“I was thinking he’s super stretchy,” Adam countered.
He managed to tamp down his irritation. “I take it Kyle’s been talking.”
Big Tag’s jaw went tight, and he sat back. “He writes a detailed report, and he’s sending them to the head of his department every morning. Fisher thought I should see this one since it involved a developing relationship. That was how Kyle put it in his report. I read the subtext. I’m right about you sleeping with Noelle?”
“It’s okay because I apparently was neither stretchy enough or upper body strong enough for her.” He wasn’t going to let the humiliation get him down. It was his old friend. “So it’s not going to be a problem.”
It was good to know Kyle was a tattletale. Although at least he’d been somewhat discreet. Big Tag could read between almost any line though.
“She told you she didn’t like the sex?” Adam asked.
“I am not doing this. I made a mistake. I’ll fix it.” He’d thought about it a lot. There was a simple solution, and he thought Noelle would appreciate it. They didn’t need another awkward encounter. “The truth of the matter is it’s not necessary for me to stay at Noelle’s. Kyle is the bodyguard. I can come and go as needed.”
“That would have been an option had you not introduced yourself around as her boyfriend,” Big Tag shot back. “I think there would be a bunch of questions if you left and your so-called brother was living with her. Unless you haven’t met any of her friends yet. How did you introduce yourself when you went against Genedyne security and found Noelle in the locker room?”
“I suspect you know exactly how many people I’ve met.” Kyle seemed thorough. So his plan to drop all the in-person work into Kyle’s lap seemed like a long shot now. Or a no shot. Like his relationship with Noelle. “I’ll handle it.”
“See that you do,” Big Tag intoned. “So I sent MaeBe away for a reason.”

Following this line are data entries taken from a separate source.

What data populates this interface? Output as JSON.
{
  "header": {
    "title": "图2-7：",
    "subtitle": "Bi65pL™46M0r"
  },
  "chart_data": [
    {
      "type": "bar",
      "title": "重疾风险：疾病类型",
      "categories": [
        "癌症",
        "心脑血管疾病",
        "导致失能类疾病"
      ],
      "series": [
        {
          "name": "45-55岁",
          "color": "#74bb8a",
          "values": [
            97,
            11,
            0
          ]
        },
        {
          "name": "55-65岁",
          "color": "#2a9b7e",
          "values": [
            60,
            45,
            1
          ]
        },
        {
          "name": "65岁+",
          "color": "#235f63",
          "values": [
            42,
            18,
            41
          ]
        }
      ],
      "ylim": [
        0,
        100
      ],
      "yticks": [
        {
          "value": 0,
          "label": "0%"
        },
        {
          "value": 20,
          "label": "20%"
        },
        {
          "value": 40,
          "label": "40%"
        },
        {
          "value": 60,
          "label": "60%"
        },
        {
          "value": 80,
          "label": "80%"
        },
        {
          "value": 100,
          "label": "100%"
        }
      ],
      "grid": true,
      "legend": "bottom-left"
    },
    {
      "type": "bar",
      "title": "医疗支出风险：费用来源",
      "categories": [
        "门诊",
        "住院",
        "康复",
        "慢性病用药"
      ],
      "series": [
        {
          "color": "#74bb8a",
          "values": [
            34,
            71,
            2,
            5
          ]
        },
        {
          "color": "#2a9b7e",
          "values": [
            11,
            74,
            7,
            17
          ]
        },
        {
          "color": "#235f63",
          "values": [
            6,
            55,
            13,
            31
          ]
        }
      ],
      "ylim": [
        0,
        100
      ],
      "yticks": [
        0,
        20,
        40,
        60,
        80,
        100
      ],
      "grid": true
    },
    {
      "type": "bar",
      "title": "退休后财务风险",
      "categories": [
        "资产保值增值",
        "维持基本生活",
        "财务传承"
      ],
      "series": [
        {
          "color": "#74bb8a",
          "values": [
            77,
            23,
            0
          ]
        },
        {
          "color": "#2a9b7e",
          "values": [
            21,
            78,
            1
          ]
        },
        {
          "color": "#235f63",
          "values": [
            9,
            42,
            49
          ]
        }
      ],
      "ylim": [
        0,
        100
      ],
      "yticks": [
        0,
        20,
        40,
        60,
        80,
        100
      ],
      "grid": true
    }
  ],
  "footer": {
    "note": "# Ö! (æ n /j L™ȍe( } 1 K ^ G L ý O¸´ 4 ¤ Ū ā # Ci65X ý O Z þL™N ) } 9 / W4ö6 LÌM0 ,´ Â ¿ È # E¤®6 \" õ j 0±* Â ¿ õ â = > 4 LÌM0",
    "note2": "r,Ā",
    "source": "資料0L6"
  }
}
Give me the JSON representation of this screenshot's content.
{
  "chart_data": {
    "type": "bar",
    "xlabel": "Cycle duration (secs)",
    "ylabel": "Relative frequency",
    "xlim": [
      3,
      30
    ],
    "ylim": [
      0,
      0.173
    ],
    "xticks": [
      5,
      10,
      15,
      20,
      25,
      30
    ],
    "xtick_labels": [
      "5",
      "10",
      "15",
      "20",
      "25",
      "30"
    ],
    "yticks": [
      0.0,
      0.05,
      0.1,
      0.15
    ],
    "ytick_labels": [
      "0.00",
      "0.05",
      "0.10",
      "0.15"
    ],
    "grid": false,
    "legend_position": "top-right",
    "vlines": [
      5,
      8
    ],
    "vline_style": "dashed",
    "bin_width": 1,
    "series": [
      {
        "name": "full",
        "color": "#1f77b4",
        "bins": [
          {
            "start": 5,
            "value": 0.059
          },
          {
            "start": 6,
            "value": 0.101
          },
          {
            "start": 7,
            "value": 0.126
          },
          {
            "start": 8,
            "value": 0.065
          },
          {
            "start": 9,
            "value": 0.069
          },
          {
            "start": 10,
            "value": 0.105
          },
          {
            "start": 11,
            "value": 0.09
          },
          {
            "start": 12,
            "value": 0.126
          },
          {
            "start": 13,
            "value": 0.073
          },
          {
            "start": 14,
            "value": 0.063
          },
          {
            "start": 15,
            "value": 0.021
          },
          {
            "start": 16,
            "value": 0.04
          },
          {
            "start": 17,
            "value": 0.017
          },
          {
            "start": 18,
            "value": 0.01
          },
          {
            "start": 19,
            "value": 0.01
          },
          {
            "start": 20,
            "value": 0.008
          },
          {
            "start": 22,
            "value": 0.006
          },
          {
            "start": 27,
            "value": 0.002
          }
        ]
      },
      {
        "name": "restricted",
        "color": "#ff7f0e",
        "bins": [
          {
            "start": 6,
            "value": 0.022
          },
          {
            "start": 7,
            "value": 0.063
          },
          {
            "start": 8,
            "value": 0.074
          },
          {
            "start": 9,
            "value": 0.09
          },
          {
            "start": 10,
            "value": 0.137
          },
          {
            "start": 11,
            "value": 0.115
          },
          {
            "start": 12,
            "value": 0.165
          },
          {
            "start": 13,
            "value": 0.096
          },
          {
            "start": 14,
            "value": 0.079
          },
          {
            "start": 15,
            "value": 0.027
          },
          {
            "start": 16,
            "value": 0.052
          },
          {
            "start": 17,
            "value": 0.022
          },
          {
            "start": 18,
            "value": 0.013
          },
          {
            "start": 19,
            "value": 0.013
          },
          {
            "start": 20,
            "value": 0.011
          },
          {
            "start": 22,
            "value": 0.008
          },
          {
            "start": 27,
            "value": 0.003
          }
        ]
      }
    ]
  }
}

Now they would get to why Adam was here. Everything he’d heard so far would have been handled by McKay-Taggart. “All right. Is this about the case? Because I trust MaeBe implicitly.”
“Not about this you won’t.” Tag nodded Adam’s way.
“Yesterday Jake met with a member of the Senate about the search for her missing daughter,” Adam explained. “Julia Ennis was reported missing in Hong Kong, where she’d been working with the American embassy there. That was three months ago. The government hasn’t been able to find her. Her mother is frustrated.”
Adam passed him a folder.
Hutch pulled it toward him. Almost everything they did now was done on tablets. If Adam was giving him a hard copy it was because whatever was in that folder was sensitive enough, he didn’t want any chance of it getting hacked.
He opened the folder and saw a picture of a stunning woman with long blonde hair and green eyes. She stared at the camera with a ready smile, but there was something cold about her. “This is the daughter? And you said she was working with the embassy, not at the embassy?”
“Yes. She actually works for a large conglomerate. She speaks three different languages and has a business degree from Yale. She’s in charge of coordination between the arms of the company, and apparently that means she travels a lot,” Adam explained. “From what we’ve been able to put together, she was on the road roughly thirty weeks last year alone.”
“What does this have to do with my case?” Hutch asked.
“You’ve gotten impatient.” Tag took over. “You know I’ve tried to stay out of the spy shit for the last seven years.”
Hutch sat up straighter because that statement was correct. The last seven years had been peaceful in their way. Tag had told the Agency to fuck off, and he’d concentrated on the Dallas and London offices and his family. It had been ages since Hutch had found himself in the middle of an international conspiracy. “You think she’s a spy? Why would a missing woman drag you back into Agency business?”
“I think she might be trying to bring back an old enemy. She’s visited ten of the most important CEOs in the world over the course of the last year, and I’m seeing a familiar pattern,” Tag said, his tone grave.
A chill went through Hutch. “The Collective broke up a long time ago.”
Adam sighed. “As they might say in royal circles, The Collective is dead. Long live The Collective. They might call it something else, but eight of those ten she visited were suspected Collective companies back in the day. The daughter of a senator would have a lot of opportunities a member of The Collective could use. We suspect she’s brokering between the companies.”
“And none of that would be my business because I’m not going to work with the Agency again.” Tag’s fist clenched. “But they found a way to drag my ass back in. Turn the page, Hutch.”